1. Field of the Invention
The present invention relates to a teaching apparatus for teaching data with reference to a working point to such as an industrial robot, more particularly to a teaching apparatus which is improved in safety.
2. Discussion of the Background
As a conventional zeaching method for teaching data of a working point to an industrial robot, there is a direct teaching method, as disclosed in J.P.A. Gazette 85106/1981, in which a force sensor is provide as a teaching tool in a manual operation part of the industrial robot, each driving unit for driving an industrial robot is controlled according to directives showing positional data of a tip and attitude data of a wrist of the robot which are indicated by signals generated by the force sensor at the time when an operator operates the manual operation part to lead the position of the tip and the attitude of the wrist of the robot, and thus the data (lead data) controlling each driving unit are stored in a memory.
Further, in a method disclosed in J.P.A. Gazette 71086/1983, teaching tool 221 having a built-in force sensor is attached to the tip of robot 211 as shown in FIG. 1, and force control is performed corresponding to the force or the moment which is applied to teaching tool 221, when operator 214 directly manipulates teaching tool 221, and thus the position or the speed of the robot is controlled for leading a working tool of the robot. When performing teaching, operator 214 instructs the start and termination of teaching by manipulating many switches provided in teaching tool 221.
Different from the direct teaching method as above, there is an indirect teaching method as shown in FIG. 2, in which operator 214 manipulates teaching manipulator 220 provided with manipulation switches for teaching the motion of the robot to lead robot 211.
Conventional examples shown in FIG. 1 and FIG. 2 each shows the same example in which cylindrical tube 213 is welded on a flat plate.
Among the conventional examples shown above, the method disclosed in J.P.A. Gazette 85106/1981 has a risk such that, if the operator stumbles during teaching and leads the teaching tool with excessive foe or makes the teaching tool contact the work or other obstruction, excess force is applied to a force detector and then abrupt motion of the robot is caused due to the excessive torque thus generated.
Or, in case the operator is caught between the arms of the robot or between the arm and the work while he is leading a teaching tool and the robot is generating power in the direction of applying force to the operator standing therebetween, it is hard for the operator to escape from this state.
Further, even when the operator detects danger during direct teaching, he will be unable to avoid the danger because he has no means at hand to suddenly stop the motion of the robot.
Still further, when the output from the force detector varies due to a temperature drift or external force is applied to the force detector, a teaching handle is not in a fixed position and there is a danger that a robot may move contrary to the operator's intention. Also when a working tool makes contact during direct teaching operation with the work or other obstruction, there is a danger that the robot may continue to move deforming the working tool. Moreover, when the operator performs the teaching of a narrow portion of the work, the teaching handle on the working tool becomes an obstrution, thereby causing a danger that the operator's arm may be grasped by the work, and further that the robot may be locked at the time of emergency stop, and in the worst case, the operator may be held in a constrained state being unable to escape therefrom.
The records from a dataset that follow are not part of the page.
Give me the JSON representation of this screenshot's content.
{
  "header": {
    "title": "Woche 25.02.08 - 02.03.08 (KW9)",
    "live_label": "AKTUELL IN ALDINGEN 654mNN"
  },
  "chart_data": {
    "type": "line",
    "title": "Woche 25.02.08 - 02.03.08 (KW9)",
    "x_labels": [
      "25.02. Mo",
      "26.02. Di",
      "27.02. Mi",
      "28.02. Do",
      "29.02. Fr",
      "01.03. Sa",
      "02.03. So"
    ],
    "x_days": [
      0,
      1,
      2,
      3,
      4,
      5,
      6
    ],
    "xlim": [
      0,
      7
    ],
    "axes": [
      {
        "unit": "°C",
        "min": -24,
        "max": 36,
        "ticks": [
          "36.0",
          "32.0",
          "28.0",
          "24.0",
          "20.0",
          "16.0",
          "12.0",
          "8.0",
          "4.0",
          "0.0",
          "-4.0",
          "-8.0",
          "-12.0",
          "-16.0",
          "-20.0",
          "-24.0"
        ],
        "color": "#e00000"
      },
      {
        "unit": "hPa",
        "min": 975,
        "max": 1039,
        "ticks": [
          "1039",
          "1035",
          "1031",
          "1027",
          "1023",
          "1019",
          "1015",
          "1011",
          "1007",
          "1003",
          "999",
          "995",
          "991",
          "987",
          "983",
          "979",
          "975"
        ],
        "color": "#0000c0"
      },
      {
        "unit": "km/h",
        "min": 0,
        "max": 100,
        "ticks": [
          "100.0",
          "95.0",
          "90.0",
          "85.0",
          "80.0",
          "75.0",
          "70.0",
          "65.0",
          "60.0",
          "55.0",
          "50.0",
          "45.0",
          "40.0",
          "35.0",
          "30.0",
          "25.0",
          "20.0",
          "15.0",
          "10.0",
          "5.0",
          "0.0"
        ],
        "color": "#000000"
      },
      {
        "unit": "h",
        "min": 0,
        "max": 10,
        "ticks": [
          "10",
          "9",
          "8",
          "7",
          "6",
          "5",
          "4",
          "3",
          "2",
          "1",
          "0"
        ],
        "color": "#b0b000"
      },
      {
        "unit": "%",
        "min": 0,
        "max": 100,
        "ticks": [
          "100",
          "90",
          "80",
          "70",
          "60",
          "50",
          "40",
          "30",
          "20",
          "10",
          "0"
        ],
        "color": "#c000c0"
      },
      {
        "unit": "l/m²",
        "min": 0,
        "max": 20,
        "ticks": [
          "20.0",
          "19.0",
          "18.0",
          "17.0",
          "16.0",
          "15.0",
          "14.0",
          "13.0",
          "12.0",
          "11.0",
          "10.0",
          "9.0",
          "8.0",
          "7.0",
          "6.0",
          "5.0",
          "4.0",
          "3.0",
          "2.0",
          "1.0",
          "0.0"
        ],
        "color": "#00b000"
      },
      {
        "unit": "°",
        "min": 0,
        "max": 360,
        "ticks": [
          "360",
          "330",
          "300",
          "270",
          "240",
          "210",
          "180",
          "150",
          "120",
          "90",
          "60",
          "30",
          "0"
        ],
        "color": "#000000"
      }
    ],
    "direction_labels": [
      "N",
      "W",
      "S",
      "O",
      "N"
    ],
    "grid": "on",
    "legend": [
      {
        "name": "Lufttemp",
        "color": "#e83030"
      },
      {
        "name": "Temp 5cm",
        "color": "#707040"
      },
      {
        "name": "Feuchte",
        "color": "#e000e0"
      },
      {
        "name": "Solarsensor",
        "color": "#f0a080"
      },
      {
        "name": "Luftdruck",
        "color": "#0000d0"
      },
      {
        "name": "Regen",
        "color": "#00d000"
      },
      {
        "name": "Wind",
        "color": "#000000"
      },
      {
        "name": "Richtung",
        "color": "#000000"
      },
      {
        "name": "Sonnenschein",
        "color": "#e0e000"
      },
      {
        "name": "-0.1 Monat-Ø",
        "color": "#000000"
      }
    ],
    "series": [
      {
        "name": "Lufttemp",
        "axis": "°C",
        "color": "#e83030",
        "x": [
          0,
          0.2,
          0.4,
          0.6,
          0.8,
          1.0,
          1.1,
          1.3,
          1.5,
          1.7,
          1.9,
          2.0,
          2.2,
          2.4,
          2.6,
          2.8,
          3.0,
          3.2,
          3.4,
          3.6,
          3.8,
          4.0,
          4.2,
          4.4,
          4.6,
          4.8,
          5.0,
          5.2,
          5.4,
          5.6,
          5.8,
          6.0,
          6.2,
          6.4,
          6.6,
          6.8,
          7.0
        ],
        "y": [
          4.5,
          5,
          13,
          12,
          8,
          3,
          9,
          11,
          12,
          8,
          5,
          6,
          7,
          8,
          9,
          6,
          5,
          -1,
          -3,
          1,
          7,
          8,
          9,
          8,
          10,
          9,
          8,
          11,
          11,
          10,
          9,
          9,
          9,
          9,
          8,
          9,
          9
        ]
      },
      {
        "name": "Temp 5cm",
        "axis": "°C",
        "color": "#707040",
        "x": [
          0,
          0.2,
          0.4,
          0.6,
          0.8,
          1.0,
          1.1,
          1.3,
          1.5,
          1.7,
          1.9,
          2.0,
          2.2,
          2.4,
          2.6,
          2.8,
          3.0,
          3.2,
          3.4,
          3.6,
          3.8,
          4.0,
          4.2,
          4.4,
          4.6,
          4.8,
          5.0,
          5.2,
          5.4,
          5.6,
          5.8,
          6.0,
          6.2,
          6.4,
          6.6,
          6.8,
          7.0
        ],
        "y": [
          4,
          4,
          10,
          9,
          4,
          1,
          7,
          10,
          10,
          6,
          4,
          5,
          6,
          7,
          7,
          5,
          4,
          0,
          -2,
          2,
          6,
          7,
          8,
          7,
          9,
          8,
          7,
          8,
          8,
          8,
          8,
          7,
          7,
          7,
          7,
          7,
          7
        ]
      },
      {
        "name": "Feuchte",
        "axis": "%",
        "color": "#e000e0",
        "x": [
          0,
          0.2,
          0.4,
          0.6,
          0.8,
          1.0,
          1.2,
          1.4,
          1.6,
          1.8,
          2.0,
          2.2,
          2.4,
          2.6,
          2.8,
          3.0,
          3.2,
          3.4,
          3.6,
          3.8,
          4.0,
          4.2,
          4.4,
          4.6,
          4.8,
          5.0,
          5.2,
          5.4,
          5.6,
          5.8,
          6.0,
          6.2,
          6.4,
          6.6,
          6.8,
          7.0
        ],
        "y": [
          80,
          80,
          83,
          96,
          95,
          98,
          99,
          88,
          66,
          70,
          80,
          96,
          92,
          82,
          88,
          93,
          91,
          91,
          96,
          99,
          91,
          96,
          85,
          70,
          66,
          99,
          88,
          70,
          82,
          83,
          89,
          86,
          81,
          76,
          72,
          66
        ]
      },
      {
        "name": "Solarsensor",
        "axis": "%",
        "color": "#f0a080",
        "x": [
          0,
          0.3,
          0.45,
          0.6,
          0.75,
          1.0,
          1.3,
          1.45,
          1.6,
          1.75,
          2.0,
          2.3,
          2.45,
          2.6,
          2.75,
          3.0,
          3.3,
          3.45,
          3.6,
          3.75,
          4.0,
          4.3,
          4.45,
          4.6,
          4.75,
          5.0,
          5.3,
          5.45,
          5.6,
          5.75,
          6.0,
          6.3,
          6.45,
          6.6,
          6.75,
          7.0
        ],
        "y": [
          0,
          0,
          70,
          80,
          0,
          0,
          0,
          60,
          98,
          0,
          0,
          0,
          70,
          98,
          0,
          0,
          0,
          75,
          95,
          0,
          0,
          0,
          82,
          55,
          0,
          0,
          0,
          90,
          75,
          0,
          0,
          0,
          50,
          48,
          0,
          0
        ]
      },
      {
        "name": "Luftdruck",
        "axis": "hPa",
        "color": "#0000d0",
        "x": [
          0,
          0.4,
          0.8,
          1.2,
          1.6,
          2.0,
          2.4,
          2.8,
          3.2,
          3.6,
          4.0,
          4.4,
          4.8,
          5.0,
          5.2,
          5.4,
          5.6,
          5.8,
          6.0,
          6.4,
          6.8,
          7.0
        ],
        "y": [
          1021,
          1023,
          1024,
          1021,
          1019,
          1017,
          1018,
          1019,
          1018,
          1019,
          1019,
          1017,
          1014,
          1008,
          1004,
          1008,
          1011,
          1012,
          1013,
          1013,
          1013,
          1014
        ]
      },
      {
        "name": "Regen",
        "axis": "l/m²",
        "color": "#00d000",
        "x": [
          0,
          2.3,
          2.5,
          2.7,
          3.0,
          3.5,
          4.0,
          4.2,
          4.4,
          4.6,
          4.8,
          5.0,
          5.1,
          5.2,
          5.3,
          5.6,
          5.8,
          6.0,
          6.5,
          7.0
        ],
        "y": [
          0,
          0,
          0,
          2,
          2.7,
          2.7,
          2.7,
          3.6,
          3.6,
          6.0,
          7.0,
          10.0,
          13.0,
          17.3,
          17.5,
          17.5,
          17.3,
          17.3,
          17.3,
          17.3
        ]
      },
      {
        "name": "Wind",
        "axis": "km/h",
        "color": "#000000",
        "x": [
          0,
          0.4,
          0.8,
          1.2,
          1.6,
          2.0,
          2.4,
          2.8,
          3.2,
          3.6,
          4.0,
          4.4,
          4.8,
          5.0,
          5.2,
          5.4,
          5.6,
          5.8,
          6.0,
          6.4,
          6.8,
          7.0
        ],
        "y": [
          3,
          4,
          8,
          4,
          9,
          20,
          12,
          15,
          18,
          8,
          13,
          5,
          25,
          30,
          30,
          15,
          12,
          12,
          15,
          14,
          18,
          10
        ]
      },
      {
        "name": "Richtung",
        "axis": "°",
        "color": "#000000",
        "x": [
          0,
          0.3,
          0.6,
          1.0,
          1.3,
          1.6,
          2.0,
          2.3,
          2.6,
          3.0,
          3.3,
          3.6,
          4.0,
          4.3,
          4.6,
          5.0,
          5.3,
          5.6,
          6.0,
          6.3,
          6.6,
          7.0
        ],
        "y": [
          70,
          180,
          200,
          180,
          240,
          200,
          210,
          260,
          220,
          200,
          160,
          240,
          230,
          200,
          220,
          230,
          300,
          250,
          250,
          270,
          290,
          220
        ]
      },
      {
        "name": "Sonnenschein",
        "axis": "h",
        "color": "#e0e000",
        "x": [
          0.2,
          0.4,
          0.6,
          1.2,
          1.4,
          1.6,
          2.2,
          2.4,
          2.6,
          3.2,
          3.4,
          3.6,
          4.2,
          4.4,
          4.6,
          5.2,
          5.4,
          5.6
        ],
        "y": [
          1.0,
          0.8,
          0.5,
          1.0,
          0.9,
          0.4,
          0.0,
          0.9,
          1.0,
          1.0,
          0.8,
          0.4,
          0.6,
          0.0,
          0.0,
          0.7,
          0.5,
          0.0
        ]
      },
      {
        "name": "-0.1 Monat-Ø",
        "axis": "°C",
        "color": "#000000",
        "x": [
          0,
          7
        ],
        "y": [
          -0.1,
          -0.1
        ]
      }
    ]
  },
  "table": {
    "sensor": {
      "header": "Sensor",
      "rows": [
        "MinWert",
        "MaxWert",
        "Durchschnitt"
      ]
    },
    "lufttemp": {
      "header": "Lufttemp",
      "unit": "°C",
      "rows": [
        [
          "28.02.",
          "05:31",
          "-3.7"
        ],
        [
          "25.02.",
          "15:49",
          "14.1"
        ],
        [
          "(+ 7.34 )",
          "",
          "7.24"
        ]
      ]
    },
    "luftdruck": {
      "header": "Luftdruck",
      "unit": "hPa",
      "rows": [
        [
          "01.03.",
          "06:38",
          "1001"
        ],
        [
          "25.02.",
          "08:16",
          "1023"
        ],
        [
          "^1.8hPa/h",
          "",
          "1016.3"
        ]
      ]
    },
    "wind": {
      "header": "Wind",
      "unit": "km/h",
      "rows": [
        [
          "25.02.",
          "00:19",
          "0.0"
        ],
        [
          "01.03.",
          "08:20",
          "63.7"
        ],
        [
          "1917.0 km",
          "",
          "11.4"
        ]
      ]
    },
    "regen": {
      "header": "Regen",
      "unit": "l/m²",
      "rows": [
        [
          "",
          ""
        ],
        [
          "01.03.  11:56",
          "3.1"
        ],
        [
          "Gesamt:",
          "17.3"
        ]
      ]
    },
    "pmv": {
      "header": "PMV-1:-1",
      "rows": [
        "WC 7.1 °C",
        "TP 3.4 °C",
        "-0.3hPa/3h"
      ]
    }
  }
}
With the robot shown in FIG. 1, since the operator performs teaching while manipulating many switches on the teaching tool for leading the robot, the physical/mental fatigue of the operator becomes very large. Further, when one teaching tool is commonly used among a plurality of robots, it becomes necessary to lay the wiring from the teaching tool to respective robot controllers directly thereby requiring a large cost.
Also as for the robot shown in FIG. 2, since the operator leads the robot per each axis or leads in the XYZ direction on the robot coordinate system or on the tool coordinate system through manipulation switches on a teaching manipulator, it is hard to intuitively lead the position or the attitude of the robot or the tool relative to the work, and the large physical/mental fatigue of the operator as well as the prolonged teaching time are required, causing a disadvantage to the person concerned.